Sheikh Burhanuddin regarded as the first propagator of Islam in West Sumatra. Before the development of Islam in West Sumatra, this scholar had his education in Aceh.

Read More......

Kingdom Dharmasraya

Melayu Kingdom is expected to become the first kingdom established by the Minangkabau. Some historians say that the word itself means Minangkabau two rivers, referring to a kingdom that stands between two rivers, namely Malays kingdom located on the banks of the river Batang Hari. Based Inscription Kedukan Hill, the kingdom was destroyed by the troops of Srivijaya in the year 683.

From the ruins of this kingdom, the kingdom stood Dharmasraya its capital in the District Dharmasraya today. Pamalayu expedition in 1275 under the leadership of Anabrang Kebo Singasari Kingdom, with two daughters namely Minangkabau Dara Petak and Dara Orange.

Both daughters are married to the heir to the kingdom Singasari. Dara Petak married to Raden Wijaya, while Dara Orange with Adwaya Brahman. From both partners was born Jayanagara, who became the second king of Majapahit and the King Adityawarman who became king Pagarruyung.

Read More......

Monday, November 9, 2009

Minangkabau History (I)

From the time of prehistory to the arrival of Westerners, the history of West Sumatra can be said is identical with the history of Minangkabau. Although the Mentawai allegedly existed at the time, but the evidence of their existence is still very little.

Early Prehistory

Archaeological evidence found at the top can give an indication that the areas around the District Fifty-City is the area or region of the first Minangkabau ancestors inhabited by people of West Sumatra. This interpretation seemed reasonable, because of the luhak Fifty It flows a large river that eventually empties into the east coast of the island of Sumatra. These rivers is navigable, and it became an important means of transportation from ancient times until the end of the last century.
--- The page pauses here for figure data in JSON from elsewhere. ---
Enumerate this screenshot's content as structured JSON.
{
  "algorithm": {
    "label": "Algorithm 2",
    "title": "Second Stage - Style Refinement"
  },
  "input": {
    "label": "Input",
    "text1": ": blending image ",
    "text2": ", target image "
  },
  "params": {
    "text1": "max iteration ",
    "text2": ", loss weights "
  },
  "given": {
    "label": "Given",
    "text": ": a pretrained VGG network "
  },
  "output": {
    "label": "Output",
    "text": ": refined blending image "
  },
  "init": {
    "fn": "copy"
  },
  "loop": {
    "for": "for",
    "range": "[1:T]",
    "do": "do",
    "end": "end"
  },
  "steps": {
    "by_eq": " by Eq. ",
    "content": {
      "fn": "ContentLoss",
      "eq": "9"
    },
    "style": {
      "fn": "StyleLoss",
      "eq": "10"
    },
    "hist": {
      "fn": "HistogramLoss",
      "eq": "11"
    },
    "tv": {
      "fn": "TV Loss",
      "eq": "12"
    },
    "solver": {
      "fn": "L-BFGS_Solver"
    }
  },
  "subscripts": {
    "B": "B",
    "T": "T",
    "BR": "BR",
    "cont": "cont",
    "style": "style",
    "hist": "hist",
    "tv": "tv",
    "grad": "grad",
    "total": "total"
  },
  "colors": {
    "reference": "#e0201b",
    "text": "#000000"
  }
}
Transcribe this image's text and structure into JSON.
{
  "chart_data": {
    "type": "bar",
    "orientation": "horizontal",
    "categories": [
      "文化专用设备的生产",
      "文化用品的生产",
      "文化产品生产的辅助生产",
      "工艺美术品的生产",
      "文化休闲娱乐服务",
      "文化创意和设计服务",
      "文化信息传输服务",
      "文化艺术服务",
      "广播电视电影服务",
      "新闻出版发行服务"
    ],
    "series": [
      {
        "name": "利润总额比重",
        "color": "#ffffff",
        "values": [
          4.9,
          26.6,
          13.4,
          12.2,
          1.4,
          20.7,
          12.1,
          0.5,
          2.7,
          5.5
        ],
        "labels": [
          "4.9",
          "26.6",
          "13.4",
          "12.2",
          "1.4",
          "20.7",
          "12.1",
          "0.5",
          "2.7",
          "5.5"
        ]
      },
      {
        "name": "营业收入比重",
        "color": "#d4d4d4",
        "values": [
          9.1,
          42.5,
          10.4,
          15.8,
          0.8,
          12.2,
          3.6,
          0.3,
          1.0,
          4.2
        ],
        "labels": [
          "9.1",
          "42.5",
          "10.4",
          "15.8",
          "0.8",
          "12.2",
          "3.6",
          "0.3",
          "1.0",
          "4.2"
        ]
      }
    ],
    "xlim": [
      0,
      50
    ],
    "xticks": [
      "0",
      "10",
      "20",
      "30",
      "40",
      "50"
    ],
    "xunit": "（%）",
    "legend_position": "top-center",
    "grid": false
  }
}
Ancestors of the Minangkabau people allegedly came through this route. They sailed from mainland Asia (Indochina) across the South China Sea, crossing the Strait of Malacca and then navigate the river Kampar, Siak River, and River Inderagiri (or Kuantan). Some of them live and develop their culture and civilization around the 50th District City now.

Mixing with the newcomers in the next period causes the level of their culture to be changed and their number was increased. The location of their settlements became increasingly narrow and eventually they spread to various parts of West Sumatra others. Some went to the Agam regency, and partly to the Tanah Datar now. From here spread further developed, there are up to the north of Agam, especially to the Lubuk Sikaping, Rao, and Ophir. Many of them spread to the west, especially the coastal areas and not a few others spread to the south, to the Solok, Selayo, around estuary, and surrounding areas Sijunjung.